Of course, the run-up requires that a horse race hard - and successfully - simply to qualify for the Derby. The field is made up of as many as 20 horses, based on their graded stakes earnings led this year by Street Sense's $1.482-million. So owners and trainers need to make sure their horses run where their money is. On top of that, the prep races, 46 beginning Jan. 1, according to KentuckyDerby.com, offer dramatically higher purses than in the past - such as the $1-million Florida Derby, the same as the Preakness and Belmont - adding to the incentive to fly horses all over the country to race.

The ramped-up intensity of the competition has made it harder on Triple Crown contenders in two other ways: altering the racing style into a virtual nonstop sprint and increasing potential for injury.

"(In the United States), horses tend to go out much faster for the first part of the race, and they sort of hang on at the end, " Bramlage says. "But in racing in the past in this country, and still in Europe, the horses basically all gallop along for three-quarters of a mile and then race the last half.

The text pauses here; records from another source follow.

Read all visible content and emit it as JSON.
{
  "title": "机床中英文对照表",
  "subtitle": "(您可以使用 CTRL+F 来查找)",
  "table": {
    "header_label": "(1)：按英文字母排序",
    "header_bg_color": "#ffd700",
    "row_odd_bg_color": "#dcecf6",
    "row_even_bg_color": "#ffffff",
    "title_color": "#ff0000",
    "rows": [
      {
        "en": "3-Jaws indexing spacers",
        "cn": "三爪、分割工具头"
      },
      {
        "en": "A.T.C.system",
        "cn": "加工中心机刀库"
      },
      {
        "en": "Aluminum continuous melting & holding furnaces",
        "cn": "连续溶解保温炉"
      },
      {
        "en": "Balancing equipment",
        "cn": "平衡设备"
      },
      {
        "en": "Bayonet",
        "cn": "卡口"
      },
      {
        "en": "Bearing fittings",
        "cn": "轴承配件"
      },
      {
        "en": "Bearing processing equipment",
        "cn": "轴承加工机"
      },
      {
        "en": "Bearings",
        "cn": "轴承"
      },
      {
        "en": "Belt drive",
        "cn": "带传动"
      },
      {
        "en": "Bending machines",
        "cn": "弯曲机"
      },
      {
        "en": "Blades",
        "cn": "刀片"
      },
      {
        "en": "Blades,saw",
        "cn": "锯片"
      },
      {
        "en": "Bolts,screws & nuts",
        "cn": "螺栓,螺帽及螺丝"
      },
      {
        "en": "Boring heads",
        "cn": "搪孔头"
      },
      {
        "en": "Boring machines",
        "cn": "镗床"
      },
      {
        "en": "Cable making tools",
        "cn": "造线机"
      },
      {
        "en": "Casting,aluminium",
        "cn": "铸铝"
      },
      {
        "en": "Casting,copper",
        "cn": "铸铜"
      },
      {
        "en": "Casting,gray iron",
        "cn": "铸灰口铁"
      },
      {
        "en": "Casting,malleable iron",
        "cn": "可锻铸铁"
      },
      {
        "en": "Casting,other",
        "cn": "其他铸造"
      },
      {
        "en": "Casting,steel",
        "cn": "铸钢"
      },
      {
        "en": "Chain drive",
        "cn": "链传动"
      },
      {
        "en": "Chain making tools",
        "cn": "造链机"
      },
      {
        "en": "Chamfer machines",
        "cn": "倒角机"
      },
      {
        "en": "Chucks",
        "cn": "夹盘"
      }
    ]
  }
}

"So it's harder on horses to have to run the entire mile-and-a-quarter, pretty much flat-out. Horses nowadays try to stay up in the pace because of the traffic problems coming from behind. And this is all taking a toll on horses that are going to race three times in a five-week period and that have to run harder coming up to the Derby."

View from the saddle

Julie Krone, the only female jockey in the Hall of Fame, agrees. "It seems to be a tougher life on a horse to run sprints their whole life, " says the first woman to win a Triple Crown race, the 1993 Belmont on Colonial Affair. "I don't like horses that have a desire to exert themselves early. I'd prefer to ride a horse that has a relaxed part of a race."

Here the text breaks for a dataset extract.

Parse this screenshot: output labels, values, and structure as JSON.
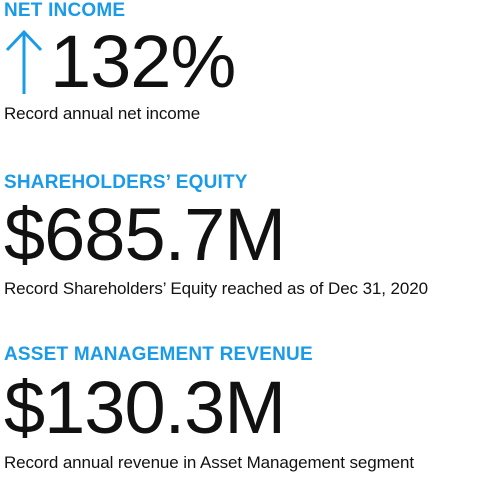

Hall of Fame jockey and NBC analyst Gary Stevens - winner of three Derbys, two Preaknesses and three Belmonts - has a different take: "West Coast racing has always been known for the speed, and the East Coast is still more of a patience and stamina thing. I wouldn't say it has anything to do with jockeys' tactics to get a horse out front fast. What's happened is that the breeders have bred more specifically to show more speed, and it's resulted in a weaker (horse). They're faster, but they don't have the stamina or longevity of the classic American and European lines of thoroughbreds."

Indeed, the post-Affirmed industry favors speed - not durability and endurance. It is a movement ushered in by Hall of Fame trainer D. Wayne Lukas, who made a name for himself when he bought Terlingua as a yearling in 1977 at Keeneland for $275, 000 and she defeated colts in her first start, the 1978 Nursery Stakes at Hollywood Park. He developed a national stable, with divisions in different regions. Constantly moving his swift horses around the country earned him the nickname "Off the Plane Wayne."

Yet horses bred for speed are high strung, have very economical and fragile skeletal structures and are more susceptible to injury than those bred for endurance and durability.

"So by definition, fast horses will be the most delicate, " Bramlage says. "The truth is, we don't really aspire to stallions who have long, grind-it-out careers. They're just not popular. And if you want to make durable horses, those are the ones you should select from. The stallions that are popular in recent years are the ones who are brilliant for a short career."

But it remains to be seen whether they will be brilliant enough - and sturdy enough - to handle the heightened competition and physical demands required today to win a Triple Crown.